I have been testing optimizing SSD Inception V2 with TensorRT. I have a GTX 1080Ti locally and I have ran some tests on my own datasets. I am using the same code for converting and running the model. And everything is ran inside of a Docker container. On my local PC with GTX 1080Ti has 75% maP and on the V100 it drops to 55% maP. The speed also got worse, from 0.038 on GTX 1080Ti to 0.05 on the V100. I have tried saving the converted network from my local 1080Ti and launching it on the V100, but it throws an error with customWinograd… Internet ways that the TensorRT builds the networks for specific GPU architectures and that they are not portable.

I am also converting the networks using examples from this repository: https://github.com/NVIDIA-Jetson/tf_trt_models

The code for launching the network is below:

import tensorflow.contrib.tensorrt as trt
import tensorflow as tf
import numpy as np
from tf_trt_models.detection import download_detection_model, build_detection_graph

config_path, checkpoint_path = download_detection_model(MODEL, 'data')
frozen_graph, input_names, output_names = build_detection_graph(
    config=config_path,
    checkpoint=checkpoint_path
)
trt_graph = trt.create_inference_graph(
    input_graph_def=frozen_graph,
    outputs=output_names,
    max_batch_size=8,
    minimum_segment_size=50,
    max_workspace_size_bytes=1 << 25,
    precision_mode='FP32',
    is_dynamic_op=False
)

tf_config = tf.ConfigProto()
tf_config.gpu_options.allow_growth = True

self.tf_sess = tf.Session(config=tf_config)

tf.import_graph_def(trt_graph, name='')

self.tf_input = self.tf_sess.graph.get_tensor_by_name(input_names[0] + ':0')
self.tf_scores = self.tf_sess.graph.get_tensor_by_name('scores:0')
self.tf_boxes = self.tf_sess.graph.get_tensor_by_name('boxes:0')
self.tf_classes = self.tf_sess.graph.get_tensor_by_name('classes:0')

scores, boxes, classes = self.tf_sess.run([self.tf_scores, self.tf_boxes, self.tf_classes], feed_dict={
            self.tf_input: frames
})

Any updates on this?

we are reviewing and will keep you updated.

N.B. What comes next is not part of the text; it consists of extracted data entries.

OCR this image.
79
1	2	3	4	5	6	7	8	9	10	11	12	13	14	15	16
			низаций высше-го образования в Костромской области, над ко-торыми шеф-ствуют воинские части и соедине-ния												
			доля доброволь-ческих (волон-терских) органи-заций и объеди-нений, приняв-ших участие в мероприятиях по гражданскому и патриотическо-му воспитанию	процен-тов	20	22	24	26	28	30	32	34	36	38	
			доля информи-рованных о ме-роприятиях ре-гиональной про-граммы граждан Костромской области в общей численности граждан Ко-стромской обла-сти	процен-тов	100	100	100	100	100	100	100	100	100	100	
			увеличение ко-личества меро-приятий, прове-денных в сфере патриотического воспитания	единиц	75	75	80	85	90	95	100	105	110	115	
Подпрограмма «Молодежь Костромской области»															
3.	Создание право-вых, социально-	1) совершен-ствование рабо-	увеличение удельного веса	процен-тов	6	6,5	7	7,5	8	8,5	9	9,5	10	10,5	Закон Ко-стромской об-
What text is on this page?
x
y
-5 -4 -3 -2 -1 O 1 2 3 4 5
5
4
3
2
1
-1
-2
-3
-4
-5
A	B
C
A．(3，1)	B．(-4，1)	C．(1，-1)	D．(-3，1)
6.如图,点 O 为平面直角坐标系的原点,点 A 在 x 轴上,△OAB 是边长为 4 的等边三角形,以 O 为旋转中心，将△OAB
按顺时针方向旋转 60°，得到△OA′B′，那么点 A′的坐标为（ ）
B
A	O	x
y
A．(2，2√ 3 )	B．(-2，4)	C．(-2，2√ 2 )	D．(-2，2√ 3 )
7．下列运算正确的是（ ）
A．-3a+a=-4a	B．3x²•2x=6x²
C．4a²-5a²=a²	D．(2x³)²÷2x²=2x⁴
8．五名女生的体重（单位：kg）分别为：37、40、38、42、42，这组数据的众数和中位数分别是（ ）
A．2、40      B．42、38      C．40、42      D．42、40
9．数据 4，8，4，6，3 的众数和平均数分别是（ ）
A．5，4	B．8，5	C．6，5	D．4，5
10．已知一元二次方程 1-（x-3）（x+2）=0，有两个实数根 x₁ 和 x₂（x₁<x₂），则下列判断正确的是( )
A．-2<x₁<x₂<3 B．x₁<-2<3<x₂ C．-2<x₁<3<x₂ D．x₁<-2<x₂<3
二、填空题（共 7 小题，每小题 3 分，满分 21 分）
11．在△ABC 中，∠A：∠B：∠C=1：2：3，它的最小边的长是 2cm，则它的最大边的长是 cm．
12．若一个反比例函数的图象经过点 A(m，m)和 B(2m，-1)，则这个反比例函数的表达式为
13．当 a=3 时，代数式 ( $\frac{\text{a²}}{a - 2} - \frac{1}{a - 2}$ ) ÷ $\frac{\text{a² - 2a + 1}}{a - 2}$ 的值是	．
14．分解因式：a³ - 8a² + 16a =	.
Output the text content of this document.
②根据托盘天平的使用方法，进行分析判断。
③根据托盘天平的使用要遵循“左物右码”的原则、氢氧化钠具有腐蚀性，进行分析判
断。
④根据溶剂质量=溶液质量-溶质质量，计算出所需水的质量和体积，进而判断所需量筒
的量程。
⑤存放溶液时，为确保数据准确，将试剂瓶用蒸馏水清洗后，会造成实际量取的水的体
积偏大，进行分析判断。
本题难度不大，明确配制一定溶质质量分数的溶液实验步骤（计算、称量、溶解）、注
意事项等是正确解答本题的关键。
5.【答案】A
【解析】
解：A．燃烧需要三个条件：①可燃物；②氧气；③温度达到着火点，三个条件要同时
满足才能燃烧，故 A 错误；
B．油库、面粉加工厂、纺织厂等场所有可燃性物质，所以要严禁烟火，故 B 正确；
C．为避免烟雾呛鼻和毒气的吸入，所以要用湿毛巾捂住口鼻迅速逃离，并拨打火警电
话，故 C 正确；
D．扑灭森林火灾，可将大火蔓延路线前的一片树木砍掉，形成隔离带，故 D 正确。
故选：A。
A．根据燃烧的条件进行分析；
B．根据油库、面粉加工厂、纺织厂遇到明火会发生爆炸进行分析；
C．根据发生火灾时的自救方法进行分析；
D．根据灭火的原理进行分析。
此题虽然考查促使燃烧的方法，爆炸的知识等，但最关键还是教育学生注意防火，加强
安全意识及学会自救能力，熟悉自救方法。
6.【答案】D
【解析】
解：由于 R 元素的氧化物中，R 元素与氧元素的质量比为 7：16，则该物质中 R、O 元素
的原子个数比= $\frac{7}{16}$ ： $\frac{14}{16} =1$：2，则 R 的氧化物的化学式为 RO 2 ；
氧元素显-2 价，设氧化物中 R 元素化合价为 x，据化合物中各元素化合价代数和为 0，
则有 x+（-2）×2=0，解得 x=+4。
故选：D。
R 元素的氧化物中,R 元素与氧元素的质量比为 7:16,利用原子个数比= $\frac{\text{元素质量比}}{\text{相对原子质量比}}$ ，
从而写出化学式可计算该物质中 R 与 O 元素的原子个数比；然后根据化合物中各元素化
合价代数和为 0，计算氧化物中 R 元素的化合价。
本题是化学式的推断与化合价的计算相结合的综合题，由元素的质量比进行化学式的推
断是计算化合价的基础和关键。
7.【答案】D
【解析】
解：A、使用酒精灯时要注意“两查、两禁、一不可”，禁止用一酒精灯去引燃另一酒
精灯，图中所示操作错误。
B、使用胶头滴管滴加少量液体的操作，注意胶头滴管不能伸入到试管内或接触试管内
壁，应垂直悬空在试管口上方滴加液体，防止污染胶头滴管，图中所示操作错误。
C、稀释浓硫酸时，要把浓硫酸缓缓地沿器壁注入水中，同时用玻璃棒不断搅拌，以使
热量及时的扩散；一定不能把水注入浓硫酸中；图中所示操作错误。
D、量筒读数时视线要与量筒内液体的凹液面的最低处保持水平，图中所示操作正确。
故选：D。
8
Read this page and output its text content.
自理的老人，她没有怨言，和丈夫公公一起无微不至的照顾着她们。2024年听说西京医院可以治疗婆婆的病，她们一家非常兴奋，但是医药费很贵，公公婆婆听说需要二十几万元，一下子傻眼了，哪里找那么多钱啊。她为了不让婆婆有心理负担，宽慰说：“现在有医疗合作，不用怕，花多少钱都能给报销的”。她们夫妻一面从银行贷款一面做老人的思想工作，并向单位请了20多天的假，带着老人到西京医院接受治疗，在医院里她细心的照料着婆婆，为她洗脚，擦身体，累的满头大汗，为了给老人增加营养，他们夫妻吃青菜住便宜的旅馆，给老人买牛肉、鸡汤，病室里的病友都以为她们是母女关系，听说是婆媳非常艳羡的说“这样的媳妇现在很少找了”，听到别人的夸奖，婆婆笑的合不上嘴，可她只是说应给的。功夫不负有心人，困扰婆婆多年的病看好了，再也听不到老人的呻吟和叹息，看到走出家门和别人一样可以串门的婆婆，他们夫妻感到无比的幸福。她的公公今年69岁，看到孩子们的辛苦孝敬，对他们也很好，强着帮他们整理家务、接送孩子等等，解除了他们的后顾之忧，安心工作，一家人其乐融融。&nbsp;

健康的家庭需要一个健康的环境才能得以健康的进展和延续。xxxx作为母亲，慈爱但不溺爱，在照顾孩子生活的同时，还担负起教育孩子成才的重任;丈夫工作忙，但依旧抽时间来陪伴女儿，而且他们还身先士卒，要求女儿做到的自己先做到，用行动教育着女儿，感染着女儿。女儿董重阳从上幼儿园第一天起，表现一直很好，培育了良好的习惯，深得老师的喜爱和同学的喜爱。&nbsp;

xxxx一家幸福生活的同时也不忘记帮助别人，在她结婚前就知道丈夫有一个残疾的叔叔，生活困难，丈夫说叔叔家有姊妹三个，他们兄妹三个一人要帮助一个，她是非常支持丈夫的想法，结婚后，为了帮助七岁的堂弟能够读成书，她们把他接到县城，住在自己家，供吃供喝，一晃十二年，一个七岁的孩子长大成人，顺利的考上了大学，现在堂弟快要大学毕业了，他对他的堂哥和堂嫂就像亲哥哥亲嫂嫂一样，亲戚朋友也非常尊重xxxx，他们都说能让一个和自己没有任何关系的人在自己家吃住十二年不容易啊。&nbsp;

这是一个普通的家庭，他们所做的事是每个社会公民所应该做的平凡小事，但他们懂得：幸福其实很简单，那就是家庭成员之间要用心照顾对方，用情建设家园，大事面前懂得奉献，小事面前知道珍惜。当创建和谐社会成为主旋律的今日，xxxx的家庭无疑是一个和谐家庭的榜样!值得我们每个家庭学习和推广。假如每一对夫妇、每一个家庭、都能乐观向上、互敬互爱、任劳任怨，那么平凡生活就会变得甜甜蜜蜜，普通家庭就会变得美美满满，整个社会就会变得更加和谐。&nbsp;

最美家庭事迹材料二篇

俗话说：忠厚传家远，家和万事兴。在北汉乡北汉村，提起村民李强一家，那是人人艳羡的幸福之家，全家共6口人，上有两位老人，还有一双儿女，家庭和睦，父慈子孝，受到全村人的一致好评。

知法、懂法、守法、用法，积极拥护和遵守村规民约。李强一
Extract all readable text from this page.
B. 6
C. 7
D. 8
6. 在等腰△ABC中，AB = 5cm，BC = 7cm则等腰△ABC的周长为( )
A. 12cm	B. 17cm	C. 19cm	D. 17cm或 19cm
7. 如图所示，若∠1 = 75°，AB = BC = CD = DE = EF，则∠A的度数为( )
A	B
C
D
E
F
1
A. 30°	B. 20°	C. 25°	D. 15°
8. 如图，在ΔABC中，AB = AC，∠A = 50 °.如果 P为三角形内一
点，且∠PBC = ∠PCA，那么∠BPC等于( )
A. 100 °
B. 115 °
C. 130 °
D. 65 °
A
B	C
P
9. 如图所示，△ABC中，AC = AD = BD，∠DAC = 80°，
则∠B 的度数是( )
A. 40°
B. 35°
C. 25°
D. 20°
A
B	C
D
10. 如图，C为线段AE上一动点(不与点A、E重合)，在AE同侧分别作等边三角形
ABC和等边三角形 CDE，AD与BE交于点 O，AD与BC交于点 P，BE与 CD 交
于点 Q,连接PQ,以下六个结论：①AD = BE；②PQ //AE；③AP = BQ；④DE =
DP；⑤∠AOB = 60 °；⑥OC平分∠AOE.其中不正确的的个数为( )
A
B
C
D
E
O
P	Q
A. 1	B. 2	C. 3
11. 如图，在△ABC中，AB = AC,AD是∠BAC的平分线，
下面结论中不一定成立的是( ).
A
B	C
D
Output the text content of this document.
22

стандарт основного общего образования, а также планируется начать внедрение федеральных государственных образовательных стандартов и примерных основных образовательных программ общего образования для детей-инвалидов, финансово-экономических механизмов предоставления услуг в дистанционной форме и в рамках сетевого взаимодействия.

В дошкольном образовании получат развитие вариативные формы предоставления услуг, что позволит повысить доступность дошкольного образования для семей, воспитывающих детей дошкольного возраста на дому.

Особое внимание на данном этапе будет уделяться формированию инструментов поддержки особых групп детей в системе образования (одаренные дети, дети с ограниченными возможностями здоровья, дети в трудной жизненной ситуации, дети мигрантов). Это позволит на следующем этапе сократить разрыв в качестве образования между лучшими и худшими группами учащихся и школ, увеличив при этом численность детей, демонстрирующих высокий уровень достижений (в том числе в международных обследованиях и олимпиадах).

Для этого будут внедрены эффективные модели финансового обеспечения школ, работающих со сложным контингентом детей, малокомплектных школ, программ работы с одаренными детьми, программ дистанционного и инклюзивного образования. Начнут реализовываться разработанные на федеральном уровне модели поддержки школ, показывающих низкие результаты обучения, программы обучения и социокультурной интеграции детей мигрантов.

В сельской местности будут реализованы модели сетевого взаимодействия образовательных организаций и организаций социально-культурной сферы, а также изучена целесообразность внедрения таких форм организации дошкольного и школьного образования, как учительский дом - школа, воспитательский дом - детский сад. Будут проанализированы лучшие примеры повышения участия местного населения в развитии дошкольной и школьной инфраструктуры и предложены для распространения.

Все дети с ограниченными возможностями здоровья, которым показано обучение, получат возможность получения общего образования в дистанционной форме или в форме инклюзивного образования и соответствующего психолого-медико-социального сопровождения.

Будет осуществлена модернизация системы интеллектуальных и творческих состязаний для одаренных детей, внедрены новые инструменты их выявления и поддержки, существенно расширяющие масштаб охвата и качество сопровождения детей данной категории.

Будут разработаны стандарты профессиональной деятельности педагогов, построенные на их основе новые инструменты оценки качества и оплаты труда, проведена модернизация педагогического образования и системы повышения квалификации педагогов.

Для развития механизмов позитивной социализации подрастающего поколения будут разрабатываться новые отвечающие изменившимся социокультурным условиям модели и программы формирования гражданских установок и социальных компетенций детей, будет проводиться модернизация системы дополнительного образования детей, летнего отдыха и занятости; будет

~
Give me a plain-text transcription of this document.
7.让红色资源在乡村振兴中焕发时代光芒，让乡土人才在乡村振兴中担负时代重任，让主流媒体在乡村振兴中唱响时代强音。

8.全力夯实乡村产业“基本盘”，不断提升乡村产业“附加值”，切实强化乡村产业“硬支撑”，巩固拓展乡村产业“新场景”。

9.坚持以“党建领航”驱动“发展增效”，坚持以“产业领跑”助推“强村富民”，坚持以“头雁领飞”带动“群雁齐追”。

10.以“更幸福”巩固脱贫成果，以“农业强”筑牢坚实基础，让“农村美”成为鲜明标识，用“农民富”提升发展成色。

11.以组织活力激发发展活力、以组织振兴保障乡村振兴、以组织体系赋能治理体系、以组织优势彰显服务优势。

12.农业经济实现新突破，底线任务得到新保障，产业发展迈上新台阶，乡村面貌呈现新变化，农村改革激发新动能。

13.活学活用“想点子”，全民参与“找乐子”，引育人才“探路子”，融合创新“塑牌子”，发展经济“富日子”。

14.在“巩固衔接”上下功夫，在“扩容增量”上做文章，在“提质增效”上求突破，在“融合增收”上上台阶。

You mentioned everything is containerized, can you provide a simple repro? with maybe a small subset of your dataset that demonstrates the accuracy change and performance change?

thanks

Hello,

we are NOT aware of perf regression on V100 compared to GTX 1080Ti. Would really like to see a simple repro that demonstrates the accuracy change and performance change.